Um portentoso homem que sempre quis ser rei – o Michael Johnson dos recordes olímpicos de Atalanta 1996 – e um perfeito comum, mais do que rechonchudo mas de olhos e ouvidos bem abertos. Um maquinismo trabalhado para ser perfeito e o menino da mamã que à semelhança de muitas crianças antes e depois dele sonhou ser policia, vigilante, proteger pessoas. Mundos opostos, e um encontro óbvio.
É assim que Clint Eastwood sintetiza o choque essencial neste seu último contra-relógio, tentativa de reverter a novíssima humanidade feita justiça de facebook: o mundo é uma corrida, viver é uma corrida, onde todos os pormenores e detalhes contam (à semelhança do velhadas de “The Mule” que implorava para largarem os telemóveis e olharem para os semelhantes, mesmo que Mexicanos), onde o acto global desse deus do Olimpo na terra e o acto perplexo daquele insignificante protector de milhões de almas são feitos nunca ousados, assim inéditos no conhecimento da humanidade.
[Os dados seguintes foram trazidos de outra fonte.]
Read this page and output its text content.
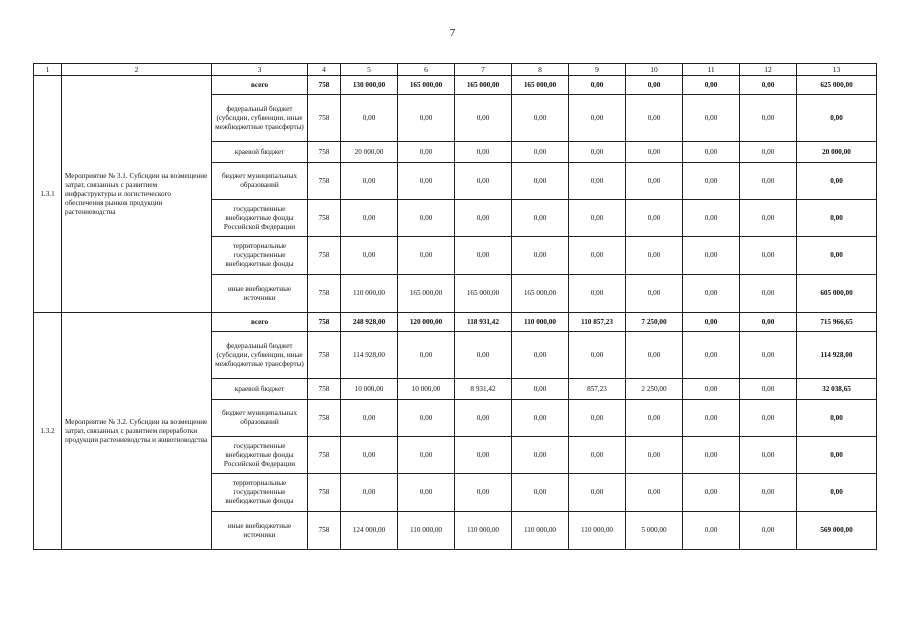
7
1	2	3	4	5	6	7	8	9	10	11	12	13
1.3.1	Мероприятие № 3.1. Субсидии на возмещение затрат, связанных с развитием инфраструктуры и логистического обеспечения рынков продукции растениеводства	всего	758	130 000,00	165 000,00	165 000,00	165 000,00	0,00	0,00	0,00	0,00	625 000,00
		федеральный бюджет (субсидии, субвенции, иные межбюджетные трансферты)	758	0,00	0,00	0,00	0,00	0,00	0,00	0,00	0,00	0,00
		краевой бюджет	758	20 000,00	0,00	0,00	0,00	0,00	0,00	0,00	0,00	20 000,00
		бюджет муниципальных образований	758	0,00	0,00	0,00	0,00	0,00	0,00	0,00	0,00	0,00
		государственные внебюджетные фонды Российской Федерации	758	0,00	0,00	0,00	0,00	0,00	0,00	0,00	0,00	0,00
		территориальные государственные внебюджетные фонды	758	0,00	0,00	0,00	0,00	0,00	0,00	0,00	0,00	0,00
		иные внебюджетные источники	758	110 000,00	165 000,00	165 000,00	165 000,00	0,00	0,00	0,00	0,00	605 000,00
1.3.2	Мероприятие № 3.2. Субсидии на возмещение затрат, связанных с развитием переработки продукции растениеводства и животноводства	всего	758	248 928,00	120 000,00	118 931,42	110 000,00	110 857,23	7 250,00	0,00	0,00	715 966,65
		федеральный бюджет (субсидии, субвенции, иные межбюджетные трансферты)	758	114 928,00	0,00	0,00	0,00	0,00	0,00	0,00	0,00	114 928,00
		краевой бюджет	758	10 000,00	10 000,00	8 931,42	0,00	857,23	2 250,00	0,00	0,00	32 038,65
		бюджет муниципальных образований	758	0,00	0,00	0,00	0,00	0,00	0,00	0,00	0,00	0,00
		государственные внебюджетные фонды Российской Федерации	758	0,00	0,00	0,00	0,00	0,00	0,00	0,00	0,00	0,00
		территориальные государственные внебюджетные фонды	758	0,00	0,00	0,00	0,00	0,00	0,00	0,00	0,00	0,00
		иные внебюджетные источники	758	124 000,00	110 000,00	110 000,00	110 000,00	110 000,00	5 000,00	0,00	0,00	569 000,00
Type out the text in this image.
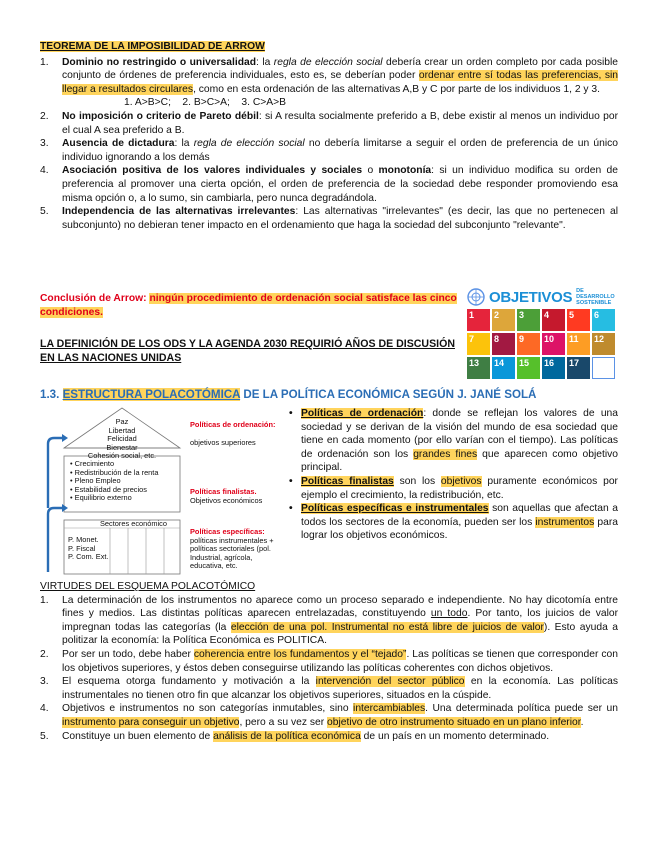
TEOREMA DE LA IMPOSIBILIDAD DE ARROW
1. Dominio no restringido o universalidad: la regla de elección social debería crear un orden completo por cada posible conjunto de órdenes de preferencia individuales, esto es, se deberían poder ordenar entre sí todas las preferencias, sin llegar a resultados circulares, como en esta ordenación de las alternativas A,B y C por parte de los individuos 1, 2 y 3.
1. A>B>C; 2. B>C>A; 3. C>A>B
2. No imposición o criterio de Pareto débil: si A resulta socialmente preferido a B, debe existir al menos un individuo por el cual A sea preferido a B.
3. Ausencia de dictadura: la regla de elección social no debería limitarse a seguir el orden de preferencia de un único individuo ignorando a los demás
4. Asociación positiva de los valores individuales y sociales o monotonía: si un individuo modifica su orden de preferencia al promover una cierta opción, el orden de preferencia de la sociedad debe responder promoviendo esa misma opción o, a lo sumo, sin cambiarla, pero nunca degradándola.
5. Independencia de las alternativas irrelevantes: Las alternativas "irrelevantes" (es decir, las que no pertenecen al subconjunto) no debieran tener impacto en el ordenamiento que haga la sociedad del subconjunto "relevante".
Conclusión de Arrow: ningún procedimiento de ordenación social satisface las cinco condiciones.
LA DEFINICIÓN DE LOS ODS Y LA AGENDA 2030 REQUIRIÓ AÑOS DE DISCUSIÓN EN LAS NACIONES UNIDAS
OBJETIVOS DE DESARROLLO SOSTENIBLE
1	2	3	4	5	6
7	8	9	10	11	12
13	14	15	16	17
1.3. ESTRUCTURA POLACOTÓMICA DE LA POLÍTICA ECONÓMICA SEGÚN J. JANÉ SOLÁ
Paz
Libertad
Felicidad
Bienestar
Cohesión social, etc.
• Crecimiento
• Redistribución de la renta
• Pleno Empleo
• Estabilidad de precios
• Equilibrio externo
Sectores económico
P. Monet.
P. Fiscal
P. Com. Ext.
Políticas de ordenación: objetivos superiores
Políticas finalistas.
Objetivos económicos
Políticas específicas:
políticas instrumentales + políticas sectoriales (pol. Industrial, agrícola, educativa, etc.
• Políticas de ordenación: donde se reflejan los valores de una sociedad y se derivan de la visión del mundo de esa sociedad que tiene en cada momento (por ello varían con el tiempo). Las políticas de ordenación son los grandes fines que aparecen como objetivo principal.
• Políticas finalistas son los objetivos puramente económicos por ejemplo el crecimiento, la redistribución, etc.
• Políticas específicas e instrumentales son aquellas que afectan a todos los sectores de la economía, pueden ser los instrumentos para lograr los objetivos económicos.
VIRTUDES DEL ESQUEMA POLACOTÓMICO
1. La determinación de los instrumentos no aparece como un proceso separado e independiente. No hay dicotomía entre fines y medios. Las distintas políticas aparecen entrelazadas, constituyendo un todo. Por tanto, los juicios de valor impregnan todas las categorías (la elección de una pol. Instrumental no está libre de juicios de valor). Esto ayuda a politizar la economía: la Política Económica es POLITICA.
2. Por ser un todo, debe haber coherencia entre los fundamentos y el “tejado”. Las políticas se tienen que corresponder con los objetivos superiores, y éstos deben conseguirse utilizando las políticas coherentes con dichos objetivos.
3. El esquema otorga fundamento y motivación a la intervención del sector público en la economía. Las políticas instrumentales no tienen otro fin que alcanzar los objetivos superiores, situados en la cúspide.
4. Objetivos e instrumentos no son categorías inmutables, sino intercambiables. Una determinada política puede ser un instrumento para conseguir un objetivo, pero a su vez ser objetivo de otro instrumento situado en un plano inferior.
5. Constituye un buen elemento de análisis de la política económica de un país en un momento determinado.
Clint, mais surpreendido nesta terra do que nunca, junta as paralelas de David W. Griffith com as danças de Sergei M. Eisenstein, as provas de facto com a beleza retumbante, o irreconciliável com o cosmos único e indivisível.
Essa magistral sequência lançada (como um tiro de partida) pelos olhos de Richard no seu sofá caseiro da estupefacção láctea aglutina o super-homem Texano com os singelos advogados incrédulos a descobrirem a verdade não pelas aparências mas antes pela ciência. Sequência de cortes precisos, díspares e contíguos: uma e outra corrida possuem a sua própria veracidade, sem margem para dúvidas, encontrando-se ambas no final ou algures no caminho. Sequência que dura aproximadamente 100 segundos e que permite endireitar os eixos empenados pelo espectáculo da mentira mediática conveniente.
“Vamos lá ajudar este rapaz”, decide então o pulsante advogado, anjo da guarda e cronometrista gélido. Richard Jewel, iremos ver, não é a imagem da perfeição, mas na prova de fogo a que se propôs, ao acaso ou tendo-se para ela preparado durante toda a vida, não vacilou. E Clint, como o advogado e a sua assistente, jamais poderão deixar passar essa corrida em branco, devolvendo-lhe a mesma estética e a mesma ética, a mesma grandeza e a mesma candura do ouro do rei Johnson. Clint na vanguarda humana e estética.